El escritor español Andrés Barba introduce los textos de Thomas Bernhard que componen Las posesiones (Gris tormenta, 2019) con el relato de su propia desgracia: en cierto momento, su presupuesto para sobrevivir durante dos meses se redujo a 100 euros. En medio de los pensamientos apocalípticos de la escasez, recibió la noticia de que había ganado un premio de cinco mil euros concedido por el ayuntamiento de una pequeña ciudad italiana. El humor con el que cuenta el episodio para en seco cuando se pregunta: “¿Por qué siempre el paso de los escritores por las épocas de apuros económicos acaba teniendo inevitablemente un aire cómico? (…) hemos representado a los escritores muertos de hambre como si algo nos impulsara a arrebatarles hasta la dignidad de la agonía material”. Pero Barba no puede evitar ser cómico con su propia experiencia, pues los malabares materiales terminan por crear un contraste bufonesco con las aspiraciones intelectuales de quien pretende vivir de escritor. Procede así en sintonía con los textos que prologa, en los que Bernhard cuenta el destino de dos premios recibidos en medio de épocas de penuria económica y hambre de reconocimiento.
Las historias de Bernhard son especialmente memorables porque son verdaderas épicas del poseer: transiciones entre no tener nada y comprarse una granja que se cae a pedazos o un auto de lujo en el que sufre un aparatoso accidente, todo gracias a los premios literarios. El recorrido que lo lleva hasta allá —periodos agónicos de escritura, viajes y ceremonias de otorgamiento que padeció como un purgatorio previo al cheque final—, ponen al descubierto varios temas que reptan tras la existencia de los libros. Por un lado, la polémica de los premios. Bolaño lo narra en su cuento Sensini, por medio de la relación de dos escritores —un debutante y un autor hecho, aunque poco reconocido— que fundan su intercambio epistolar, y por tanto su amistad, en compartirse las convocatorias a diferentes premios locales. Bernhard cuenta que, tras recibir un importante galardón en Bremen, fue convocado a la mesa de jurados para decidir el ganador del año siguiente. Intentó defender la candidatura de Canetti, por su libro Auto de fe, pero alguno de sus colegas lo demeritó diciendo que también era judío y así se zanjó la cuestión. Finalmente, el ganador fue un nombre escogido casi al azar de una pila de libros, pues los jurados estaban cansados de discutir y querían pararse a comer.

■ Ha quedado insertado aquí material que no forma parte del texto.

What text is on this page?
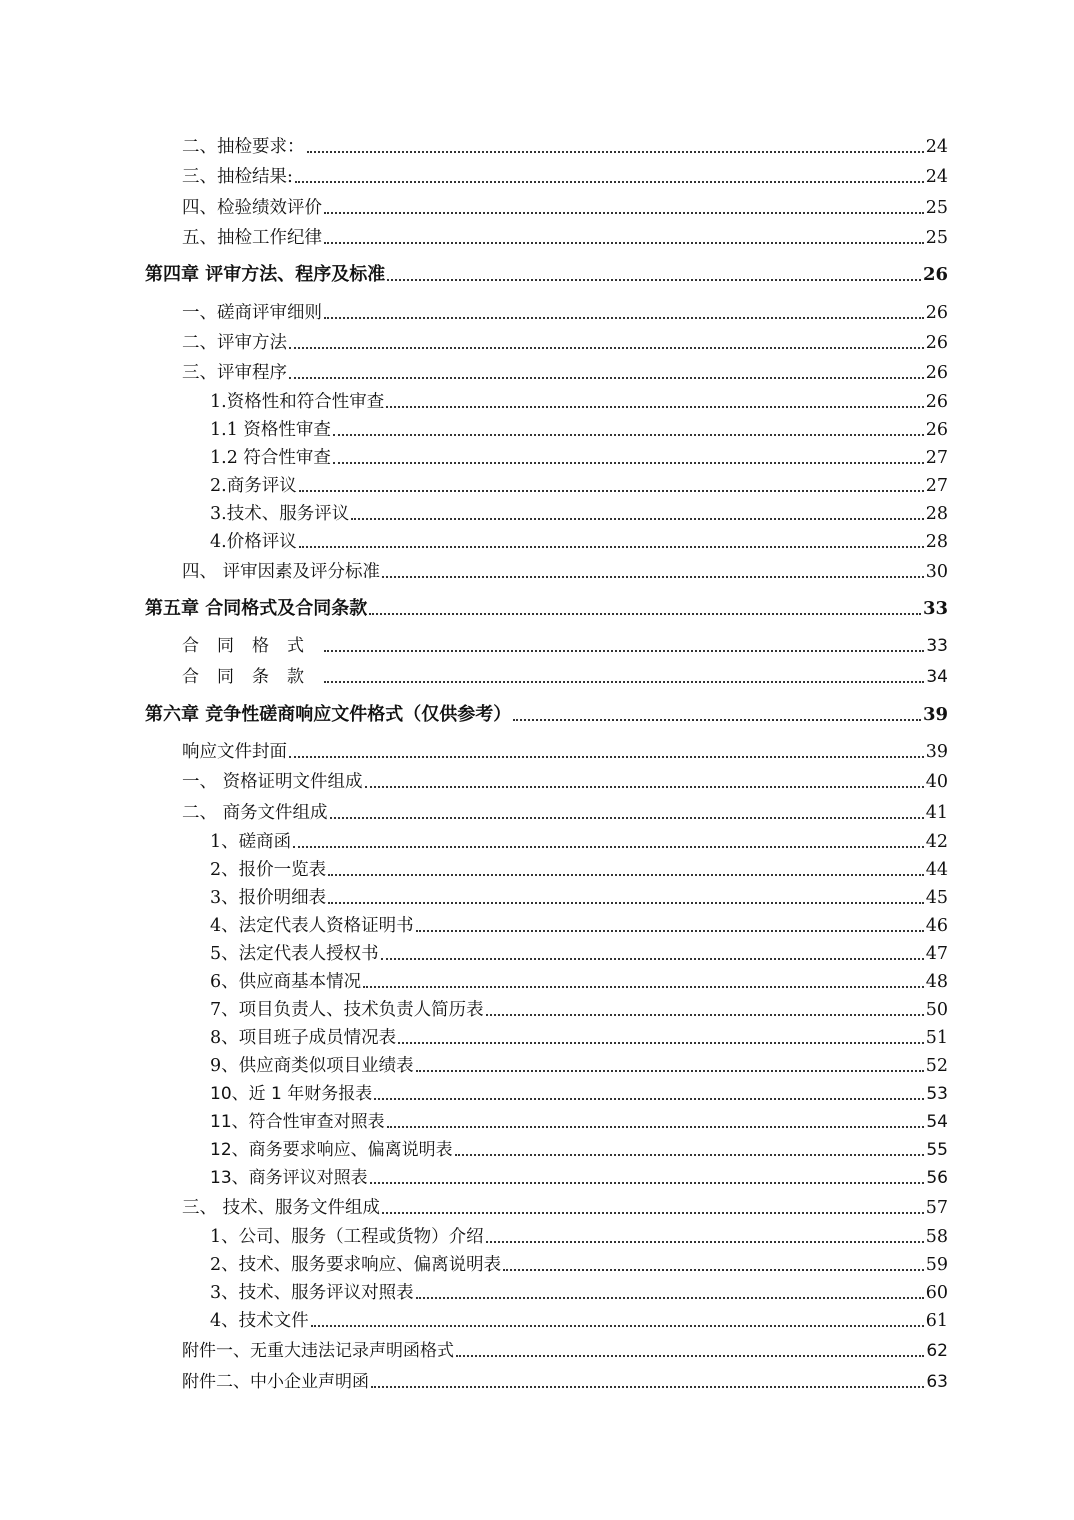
二、抽检要求：	24
三、抽检结果:	24
四、检验绩效评价	25
五、抽检工作纪律	25
第四章 评审方法、程序及标准	26
一、磋商评审细则	26
二、评审方法	26
三、评审程序	26
1.资格性和符合性审查	26
1.1 资格性审查	26
1.2 符合性审查	27
2.商务评议	27
3.技术、服务评议	28
4.价格评议	28
四、 评审因素及评分标准	30
第五章 合同格式及合同条款	33
合同格式	33
合同条款	34
第六章 竞争性磋商响应文件格式（仅供参考）	39
响应文件封面	39
一、 资格证明文件组成	40
二、 商务文件组成	41
1、磋商函	42
2、报价一览表	44
3、报价明细表	45
4、法定代表人资格证明书	46
5、法定代表人授权书	47
6、供应商基本情况	48
7、项目负责人、技术负责人简历表	50
8、项目班子成员情况表	51
9、供应商类似项目业绩表	52
10、近 1 年财务报表	53
11、符合性审查对照表	54
12、商务要求响应、偏离说明表	55
13、商务评议对照表	56
三、 技术、服务文件组成	57
1、公司、服务（工程或货物）介绍	58
2、技术、服务要求响应、偏离说明表	59
3、技术、服务评议对照表	60
4、技术文件	61
附件一、无重大违法记录声明函格式	62
附件二、中小企业声明函	63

Bernhard no se cohíbe en dejar expuesta esta arbitrariedad, pues sabe que del otro lado de esa mesa —de todas las mesas en las que jurados de todo el mundo se sientan a tomar decisiones que pueden cambiarle el rumbo a un escritor—, hay alguien tratando de sacar adelante su obra, a la espera de un espaldarazo que le restablezca la esperanza de que su empeño tiene futuro o de que simplemente va a poder llegar a fin de mes.

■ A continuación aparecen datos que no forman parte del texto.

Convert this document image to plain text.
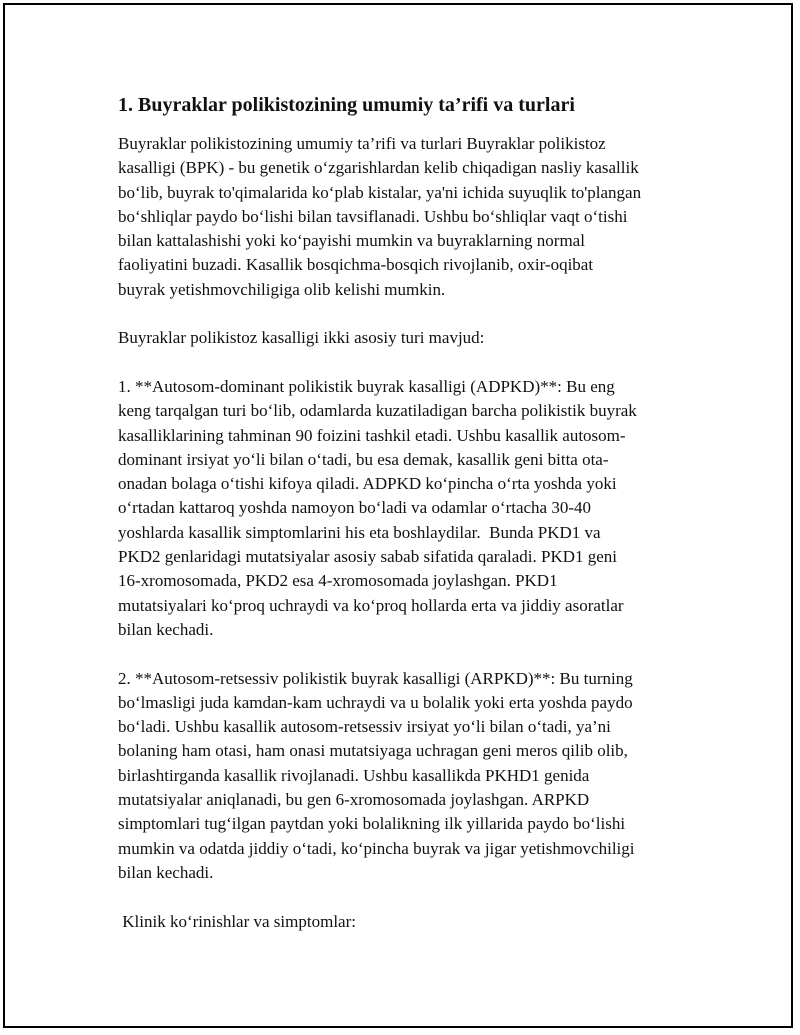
1. Buyraklar polikistozining umumiy ta’rifi va turlari

Buyraklar polikistozining umumiy ta’rifi va turlari Buyraklar polikistoz
kasalligi (BPK) - bu genetik o‘zgarishlardan kelib chiqadigan nasliy kasallik
bo‘lib, buyrak to'qimalarida ko‘plab kistalar, ya'ni ichida suyuqlik to'plangan
bo‘shliqlar paydo bo‘lishi bilan tavsiflanadi. Ushbu bo‘shliqlar vaqt o‘tishi
bilan kattalashishi yoki ko‘payishi mumkin va buyraklarning normal
faoliyatini buzadi. Kasallik bosqichma-bosqich rivojlanib, oxir-oqibat
buyrak yetishmovchiligiga olib kelishi mumkin.

Buyraklar polikistoz kasalligi ikki asosiy turi mavjud:

1. **Autosom-dominant polikistik buyrak kasalligi (ADPKD)**: Bu eng
keng tarqalgan turi bo‘lib, odamlarda kuzatiladigan barcha polikistik buyrak
kasalliklarining tahminan 90 foizini tashkil etadi. Ushbu kasallik autosom-
dominant irsiyat yo‘li bilan o‘tadi, bu esa demak, kasallik geni bitta ota-
onadan bolaga o‘tishi kifoya qiladi. ADPKD ko‘pincha o‘rta yoshda yoki
o‘rtadan kattaroq yoshda namoyon bo‘ladi va odamlar o‘rtacha 30-40
yoshlarda kasallik simptomlarini his eta boshlaydilar.  Bunda PKD1 va
PKD2 genlaridagi mutatsiyalar asosiy sabab sifatida qaraladi. PKD1 geni
16-xromosomada, PKD2 esa 4-xromosomada joylashgan. PKD1
mutatsiyalari ko‘proq uchraydi va ko‘proq hollarda erta va jiddiy asoratlar
bilan kechadi.

2. **Autosom-retsessiv polikistik buyrak kasalligi (ARPKD)**: Bu turning
bo‘lmasligi juda kamdan-kam uchraydi va u bolalik yoki erta yoshda paydo
bo‘ladi. Ushbu kasallik autosom-retsessiv irsiyat yo‘li bilan o‘tadi, ya’ni
bolaning ham otasi, ham onasi mutatsiyaga uchragan geni meros qilib olib,
birlashtirganda kasallik rivojlanadi. Ushbu kasallikda PKHD1 genida
mutatsiyalar aniqlanadi, bu gen 6-xromosomada joylashgan. ARPKD
simptomlari tug‘ilgan paytdan yoki bolalikning ilk yillarida paydo bo‘lishi
mumkin va odatda jiddiy o‘tadi, ko‘pincha buyrak va jigar yetishmovchiligi
bilan kechadi.

Klinik ko‘rinishlar va simptomlar:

Bernhard también narra la caída que supone concebir y lograr un libro para luego llegar a la estepa de las críticas, por lo general pocas, que parecen poner punto final a la experiencia de creación: “Creí que iba a asfixiarme por haber pensado erróneamente que la literatura era mi esperanza”, y más adelante agrega, “(…) le había dedicado todo lo que tenía, y ella me había arrojado a una fosa. La literatura me asqueaba, odiaba a todos los editores y todas las editoriales y todos los libros”. La inquietud de Bernhard es más que justa: ¿qué tendría que ocurrir después de publicado un libro que se compadezca con lo que tuvo que pasar antes de que este existiera?, ¿con el esfuerzo y la escasez que supone para el autor o con el trabajo dispendioso de un editor y su equipo? Su postura, que no por cómica deja de ser triste y sugestiva, está expuesta más ampliamente en el libro Mis premios, publicado por Alianza en 2017, que compila incluso algunos de los discursos leídos en las ceremonias de recepción.
La edición a la que me he referido, de la jovencísima editorial Gris Tormenta, hace parte de una colección dedicada a explorar las historias que ocurren antes de que las obras lleguen a los lectores, iniciativa que se suma a un interés cada vez más extendido por develar la vida secreta de los libros y, por añadidura, de editores, correctores, críticos y traductores, entre tantos, que al igual que los escritores, son seducidos por la esperanza de redención que no sobreviene luego de que un libro es publicado.